Successful writers are not the ones who write the best sentences. They are the ones who keep writing. They are the ones who discover what is most important and strangest and most pleasurable in themselves, and keep believing in the value of their work, despite the difficulties.
The fact is, I don’t know where my ideas come from. Nor does any writer. The only real answer is to drink way too much coffee and buy yourself a desk that doesn’t collapse when you beat your head against it.
Writing is like hunting. There are brutally cold afternoons with nothing in sight, only the wind and your breaking heart. Then the moment when you bag something big. The entire process is beyond intoxicating.
If you want to write, if you want to create, you must be the most sublime fool that God ever turned out and sent rambling. You must write every single day of your life. You must read dreadful dumb books and glorious books, and let them wrestle in beautiful fights inside your head, vulgar one moment, brilliant the next. You must lurk in libraries and climb the stacks like ladders to sniff books like perfumes and wear books like hats upon your crazy heads. I wish you a wrestling match with your Creative Muse that will last a lifetime. I wish craziness and foolishness and madness upon you. May you live with hysteria, and out of it make fine stories - science fiction or otherwise. Which finally means, may you be in love every day for the next 20,000 days. And out of that love, remake a world.

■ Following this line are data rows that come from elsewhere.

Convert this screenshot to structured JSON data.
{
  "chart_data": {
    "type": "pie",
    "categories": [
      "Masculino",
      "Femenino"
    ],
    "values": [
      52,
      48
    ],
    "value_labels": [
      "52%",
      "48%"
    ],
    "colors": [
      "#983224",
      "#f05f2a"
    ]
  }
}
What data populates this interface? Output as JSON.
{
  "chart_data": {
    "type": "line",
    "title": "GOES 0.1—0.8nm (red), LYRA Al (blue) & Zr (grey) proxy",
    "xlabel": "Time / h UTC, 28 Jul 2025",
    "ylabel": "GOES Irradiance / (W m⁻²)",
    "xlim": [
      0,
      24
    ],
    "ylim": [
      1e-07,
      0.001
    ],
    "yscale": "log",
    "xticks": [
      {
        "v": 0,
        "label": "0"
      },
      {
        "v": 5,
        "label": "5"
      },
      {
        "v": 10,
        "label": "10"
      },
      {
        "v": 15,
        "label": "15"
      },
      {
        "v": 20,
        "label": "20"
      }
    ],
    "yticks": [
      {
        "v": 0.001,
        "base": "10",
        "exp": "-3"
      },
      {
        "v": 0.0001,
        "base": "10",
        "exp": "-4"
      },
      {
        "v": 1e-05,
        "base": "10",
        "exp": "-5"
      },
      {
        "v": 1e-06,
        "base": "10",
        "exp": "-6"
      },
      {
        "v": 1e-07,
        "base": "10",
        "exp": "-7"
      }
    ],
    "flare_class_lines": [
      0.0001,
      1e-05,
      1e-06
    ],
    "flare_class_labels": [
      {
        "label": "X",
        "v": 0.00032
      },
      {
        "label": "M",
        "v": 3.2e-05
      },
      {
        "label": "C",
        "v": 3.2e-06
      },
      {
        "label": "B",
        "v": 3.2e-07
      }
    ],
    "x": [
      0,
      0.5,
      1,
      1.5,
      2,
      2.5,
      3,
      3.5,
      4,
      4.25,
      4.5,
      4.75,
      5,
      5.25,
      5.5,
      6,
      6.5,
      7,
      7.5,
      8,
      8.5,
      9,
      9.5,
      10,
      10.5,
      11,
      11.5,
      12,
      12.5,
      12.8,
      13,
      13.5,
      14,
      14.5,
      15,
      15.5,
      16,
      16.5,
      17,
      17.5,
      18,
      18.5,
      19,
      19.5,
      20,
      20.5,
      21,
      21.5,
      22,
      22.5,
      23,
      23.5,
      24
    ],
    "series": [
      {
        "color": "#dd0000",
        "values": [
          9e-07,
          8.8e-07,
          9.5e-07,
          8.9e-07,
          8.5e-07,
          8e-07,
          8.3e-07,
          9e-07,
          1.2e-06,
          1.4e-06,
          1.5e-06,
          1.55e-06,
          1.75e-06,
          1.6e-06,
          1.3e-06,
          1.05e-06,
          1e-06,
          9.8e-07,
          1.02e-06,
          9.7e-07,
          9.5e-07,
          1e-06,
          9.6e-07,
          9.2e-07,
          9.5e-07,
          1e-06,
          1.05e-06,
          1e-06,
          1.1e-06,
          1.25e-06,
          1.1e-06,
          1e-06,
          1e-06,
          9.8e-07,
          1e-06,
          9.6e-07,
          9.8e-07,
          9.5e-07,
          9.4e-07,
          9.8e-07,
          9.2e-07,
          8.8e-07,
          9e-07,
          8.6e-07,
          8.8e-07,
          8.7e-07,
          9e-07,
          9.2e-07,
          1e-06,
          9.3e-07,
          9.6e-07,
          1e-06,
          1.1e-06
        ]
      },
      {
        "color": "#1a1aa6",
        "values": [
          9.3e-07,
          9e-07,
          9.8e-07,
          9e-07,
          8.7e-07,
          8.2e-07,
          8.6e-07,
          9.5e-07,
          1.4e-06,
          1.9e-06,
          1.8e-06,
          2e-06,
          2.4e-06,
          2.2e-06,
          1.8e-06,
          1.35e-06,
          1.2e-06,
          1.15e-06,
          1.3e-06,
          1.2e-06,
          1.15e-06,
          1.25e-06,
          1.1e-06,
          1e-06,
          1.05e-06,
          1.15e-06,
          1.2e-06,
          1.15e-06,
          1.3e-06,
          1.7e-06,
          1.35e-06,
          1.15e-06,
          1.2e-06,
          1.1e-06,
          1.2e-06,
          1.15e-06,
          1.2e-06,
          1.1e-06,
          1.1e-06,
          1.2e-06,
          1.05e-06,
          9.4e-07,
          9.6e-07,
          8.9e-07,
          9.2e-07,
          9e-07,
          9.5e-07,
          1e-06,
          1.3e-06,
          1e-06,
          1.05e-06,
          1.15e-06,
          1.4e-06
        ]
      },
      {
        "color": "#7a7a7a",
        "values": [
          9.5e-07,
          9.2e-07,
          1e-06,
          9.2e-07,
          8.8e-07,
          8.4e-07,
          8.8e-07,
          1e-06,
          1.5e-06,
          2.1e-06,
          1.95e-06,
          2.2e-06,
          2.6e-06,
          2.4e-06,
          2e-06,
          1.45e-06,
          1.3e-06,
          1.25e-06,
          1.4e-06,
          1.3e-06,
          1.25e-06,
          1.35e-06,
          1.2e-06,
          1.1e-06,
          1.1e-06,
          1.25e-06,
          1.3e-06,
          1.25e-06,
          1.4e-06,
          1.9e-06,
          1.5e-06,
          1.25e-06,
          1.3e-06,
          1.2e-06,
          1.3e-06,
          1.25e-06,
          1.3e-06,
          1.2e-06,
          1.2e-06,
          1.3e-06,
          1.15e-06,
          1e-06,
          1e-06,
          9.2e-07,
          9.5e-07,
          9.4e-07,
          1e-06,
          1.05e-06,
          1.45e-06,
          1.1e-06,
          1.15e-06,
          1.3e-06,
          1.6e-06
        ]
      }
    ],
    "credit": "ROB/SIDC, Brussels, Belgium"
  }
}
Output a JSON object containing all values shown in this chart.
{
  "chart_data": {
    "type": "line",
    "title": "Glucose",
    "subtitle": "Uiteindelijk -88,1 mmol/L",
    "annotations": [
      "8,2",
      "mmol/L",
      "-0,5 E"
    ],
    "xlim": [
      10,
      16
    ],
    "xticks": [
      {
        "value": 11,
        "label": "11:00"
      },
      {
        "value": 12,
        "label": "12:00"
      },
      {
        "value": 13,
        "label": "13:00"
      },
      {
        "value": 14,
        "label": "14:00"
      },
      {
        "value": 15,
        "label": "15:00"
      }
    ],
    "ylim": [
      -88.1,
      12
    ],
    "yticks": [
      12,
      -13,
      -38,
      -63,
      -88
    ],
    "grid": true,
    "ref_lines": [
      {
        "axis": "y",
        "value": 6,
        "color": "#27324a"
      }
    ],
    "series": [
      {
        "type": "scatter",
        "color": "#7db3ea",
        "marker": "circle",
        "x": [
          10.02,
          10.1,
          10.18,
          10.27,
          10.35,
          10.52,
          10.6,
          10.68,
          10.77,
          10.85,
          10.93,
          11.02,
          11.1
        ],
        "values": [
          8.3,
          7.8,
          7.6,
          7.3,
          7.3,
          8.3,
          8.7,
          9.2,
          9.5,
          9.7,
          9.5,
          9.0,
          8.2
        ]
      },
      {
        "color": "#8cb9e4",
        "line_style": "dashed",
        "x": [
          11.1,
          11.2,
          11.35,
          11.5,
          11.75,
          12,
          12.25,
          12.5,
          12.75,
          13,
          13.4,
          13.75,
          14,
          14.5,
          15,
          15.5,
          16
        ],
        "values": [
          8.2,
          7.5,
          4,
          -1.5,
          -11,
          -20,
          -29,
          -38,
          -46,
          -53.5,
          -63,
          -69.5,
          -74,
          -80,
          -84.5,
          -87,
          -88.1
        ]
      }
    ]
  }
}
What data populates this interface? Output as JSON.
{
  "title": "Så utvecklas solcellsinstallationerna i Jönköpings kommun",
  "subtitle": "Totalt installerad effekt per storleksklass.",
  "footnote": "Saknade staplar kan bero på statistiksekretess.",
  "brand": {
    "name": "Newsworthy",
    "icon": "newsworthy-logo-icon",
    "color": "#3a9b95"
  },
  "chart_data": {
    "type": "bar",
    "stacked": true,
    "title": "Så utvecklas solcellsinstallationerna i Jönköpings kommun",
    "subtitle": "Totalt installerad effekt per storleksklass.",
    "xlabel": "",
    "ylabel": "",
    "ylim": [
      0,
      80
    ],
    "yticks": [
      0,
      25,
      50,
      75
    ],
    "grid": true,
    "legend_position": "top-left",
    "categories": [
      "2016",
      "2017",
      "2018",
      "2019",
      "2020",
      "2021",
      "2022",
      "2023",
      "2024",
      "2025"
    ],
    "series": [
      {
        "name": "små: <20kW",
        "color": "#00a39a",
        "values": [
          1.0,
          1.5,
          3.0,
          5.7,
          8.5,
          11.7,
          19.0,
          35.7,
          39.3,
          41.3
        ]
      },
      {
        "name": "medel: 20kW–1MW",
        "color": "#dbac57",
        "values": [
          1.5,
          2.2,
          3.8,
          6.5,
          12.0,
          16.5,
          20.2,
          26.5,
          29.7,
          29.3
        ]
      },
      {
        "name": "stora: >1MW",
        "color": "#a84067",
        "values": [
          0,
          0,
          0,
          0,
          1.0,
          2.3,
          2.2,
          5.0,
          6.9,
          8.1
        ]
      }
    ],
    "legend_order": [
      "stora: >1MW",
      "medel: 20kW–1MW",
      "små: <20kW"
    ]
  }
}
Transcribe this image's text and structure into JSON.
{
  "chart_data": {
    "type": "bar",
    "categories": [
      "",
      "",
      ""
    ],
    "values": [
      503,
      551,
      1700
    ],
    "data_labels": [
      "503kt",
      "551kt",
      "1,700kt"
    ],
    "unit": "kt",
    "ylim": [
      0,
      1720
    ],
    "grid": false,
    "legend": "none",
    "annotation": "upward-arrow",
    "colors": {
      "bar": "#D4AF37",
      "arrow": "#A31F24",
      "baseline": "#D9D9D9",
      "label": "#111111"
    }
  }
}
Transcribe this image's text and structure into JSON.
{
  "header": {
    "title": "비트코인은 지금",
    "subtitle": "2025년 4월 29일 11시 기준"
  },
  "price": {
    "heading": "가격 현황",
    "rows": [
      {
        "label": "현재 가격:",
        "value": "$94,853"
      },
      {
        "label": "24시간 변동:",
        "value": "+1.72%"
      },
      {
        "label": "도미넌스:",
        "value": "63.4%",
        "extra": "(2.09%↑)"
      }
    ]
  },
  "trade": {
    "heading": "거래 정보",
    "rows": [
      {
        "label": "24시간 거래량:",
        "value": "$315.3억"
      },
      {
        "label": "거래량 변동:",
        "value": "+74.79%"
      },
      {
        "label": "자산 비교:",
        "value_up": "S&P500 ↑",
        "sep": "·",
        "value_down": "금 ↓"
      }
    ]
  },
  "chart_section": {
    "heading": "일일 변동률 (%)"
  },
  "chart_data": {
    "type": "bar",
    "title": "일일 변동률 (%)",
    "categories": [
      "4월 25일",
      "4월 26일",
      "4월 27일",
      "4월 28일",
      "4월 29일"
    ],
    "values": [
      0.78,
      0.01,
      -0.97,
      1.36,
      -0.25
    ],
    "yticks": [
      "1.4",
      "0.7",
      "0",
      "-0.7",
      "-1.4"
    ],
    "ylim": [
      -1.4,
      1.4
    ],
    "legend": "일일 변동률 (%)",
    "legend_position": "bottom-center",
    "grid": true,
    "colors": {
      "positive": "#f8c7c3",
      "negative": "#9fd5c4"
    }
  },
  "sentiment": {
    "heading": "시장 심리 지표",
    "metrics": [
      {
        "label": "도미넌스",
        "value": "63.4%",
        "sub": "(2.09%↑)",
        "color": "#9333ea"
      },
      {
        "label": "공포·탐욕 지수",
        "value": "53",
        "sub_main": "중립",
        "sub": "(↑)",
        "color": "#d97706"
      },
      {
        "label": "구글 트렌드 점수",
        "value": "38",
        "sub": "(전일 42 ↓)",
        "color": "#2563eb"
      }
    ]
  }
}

I have advice for people who want to write. I don’t care whether they’re 5 or 500. There are three things that are important: First, if you want to write, you need to keep an honest, unpublishable journal that nobody reads, nobody but you. Where you just put down what you think about life, what you think about things, what you think is fair and what you think is unfair. And second, you need to read. You can’t be a writer if you’re not a reader. It’s the great writers who teach us how to write. The third thing is to write. Just write a little bit every day. Even if it’s for only half an hour — write, write, write.
I’ve never known a writer who didn’t feel ill at ease in the world. … We all feel unhoused in some sense. That’s part of why we write. We feel we don’t fit in, that this world is not our world, that though we may move in it, we’re not of it. … You don’t need to write a novel if you feel at home in the world.